After the patients understand and are convinced of the treatment of COPD, some of them still exhibit poor medication adherence. This difficulty may be attributable to a busy schedule, lack of attention to detail, and inadvertently forgetting to take their medications. Periodic reinforcements are necessary to improve medication adherence. Marteau TM et al. (25) held that much automatic behavior is cued by environmental stimuli, resulting in actions that are largely unaccompanied by conscious reflection. In our study, medication adherence in the pharmaceutical care group at 1-year follow-up decreased compared with that at 6-month pharmaceutical care, suggesting that continuous support from clinical pharmacist is indispensable to changing negative health behaviors of patients.
An important finding in the present study was the 56.5% reduction in hospitalization over the control group at 1-year follow-up. Since exacerbation of COPD can worsen health status and fasten disease progression, reduction of exacerbation rate is a key target for intervention (16). Some researchers reported a reduction in hospital admission as a result of educational interventions (8-10,12,17). In education plan of these studies, researchers emphasized prompt initiation of antibiotic and oral corticosteroid medication for COPD exacerbations besides improving medication adherence. Rees PJ argued the self-management program might be the major reason for the reduction in hospital admissions with exacerbations (26). In our study, reduction in hospital admissions might have been more attributable to reduction in severe exacerbation.
In addition to preventing COPD exacerbations, pharmaceutical care was shown to improve HRQoL. A meta-analysis of education interventions in COPD did not find consistently effectiveness in HRQoL (27). Our study illustrated that significant improvements over the control group in impact and symptoms scores of SGRQ were achieved at 6-month pharmaceutical care.

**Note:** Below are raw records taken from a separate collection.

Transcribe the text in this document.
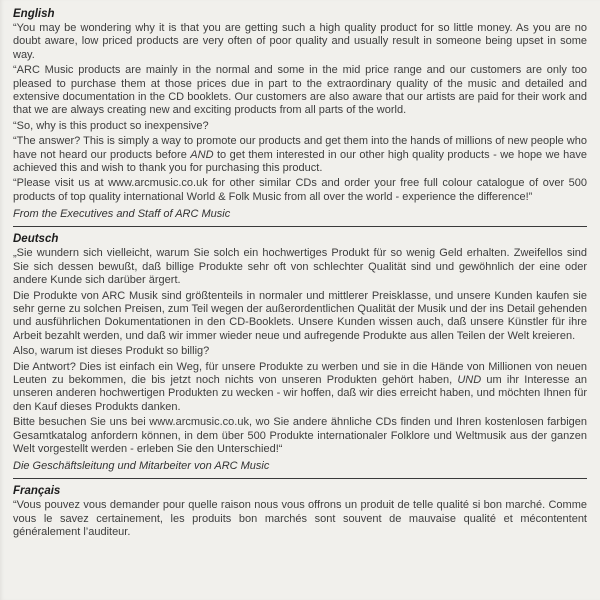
English

“You may be wondering why it is that you are getting such a high quality product for so little money. As you are no doubt aware, low priced products are very often of poor quality and usually result in someone being upset in some way.

“ARC Music products are mainly in the normal and some in the mid price range and our customers are only too pleased to purchase them at those prices due in part to the extraordinary quality of the music and detailed and extensive documentation in the CD booklets. Our customers are also aware that our artists are paid for their work and that we are always creating new and exciting products from all parts of the world.

“So, why is this product so inexpensive?

“The answer? This is simply a way to promote our products and get them into the hands of millions of new people who have not heard our products before AND to get them interested in our other high quality products - we hope we have achieved this and wish to thank you for purchasing this product.

“Please visit us at www.arcmusic.co.uk for other similar CDs and order your free full colour catalogue of over 500 products of top quality international World & Folk Music from all over the world - experience the difference!”

From the Executives and Staff of ARC Music

Deutsch

„Sie wundern sich vielleicht, warum Sie solch ein hochwertiges Produkt für so wenig Geld erhalten. Zweifellos sind Sie sich dessen bewußt, daß billige Produkte sehr oft von schlechter Qualität sind und gewöhnlich der eine oder andere Kunde sich darüber ärgert.

Die Produkte von ARC Musik sind größtenteils in normaler und mittlerer Preisklasse, und unsere Kunden kaufen sie sehr gerne zu solchen Preisen, zum Teil wegen der außerordentlichen Qualität der Musik und der ins Detail gehenden und ausführlichen Dokumentationen in den CD-Booklets. Unsere Kunden wissen auch, daß unsere Künstler für ihre Arbeit bezahlt werden, und daß wir immer wieder neue und aufregende Produkte aus allen Teilen der Welt kreieren.

Also, warum ist dieses Produkt so billig?

Die Antwort? Dies ist einfach ein Weg, für unsere Produkte zu werben und sie in die Hände von Millionen von neuen Leuten zu bekommen, die bis jetzt noch nichts von unseren Produkten gehört haben, UND um ihr Interesse an unseren anderen hochwertigen Produkten zu wecken - wir hoffen, daß wir dies erreicht haben, und möchten Ihnen für den Kauf dieses Produkts danken.

Bitte besuchen Sie uns bei www.arcmusic.co.uk, wo Sie andere ähnliche CDs finden und Ihren kostenlosen farbigen Gesamtkatalog anfordern können, in dem über 500 Produkte internationaler Folklore und Weltmusik aus der ganzen Welt vorgestellt werden - erleben Sie den Unterschied!“

Die Geschäftsleitung und Mitarbeiter von ARC Music

Français

“Vous pouvez vous demander pour quelle raison nous vous offrons un produit de telle qualité si bon marché. Comme vous le savez certainement, les produits bon marchés sont souvent de mauvaise qualité et mécontentent généralement l’auditeur.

Our findings highlight for the first time the significance of pharmaceutical care for medication adherence in non-compliant patients with COPD. We report beneficial effects of medication adherence on reducing hospitalization and enhancing HRQoL. To confirm the generalizability of our findings, a multi-centre prospective randomized controlled study is warranted in large samples of COPD patients from other geographical areas.
Acknowledgements
Disclosure: The authors declare no conflict of interest.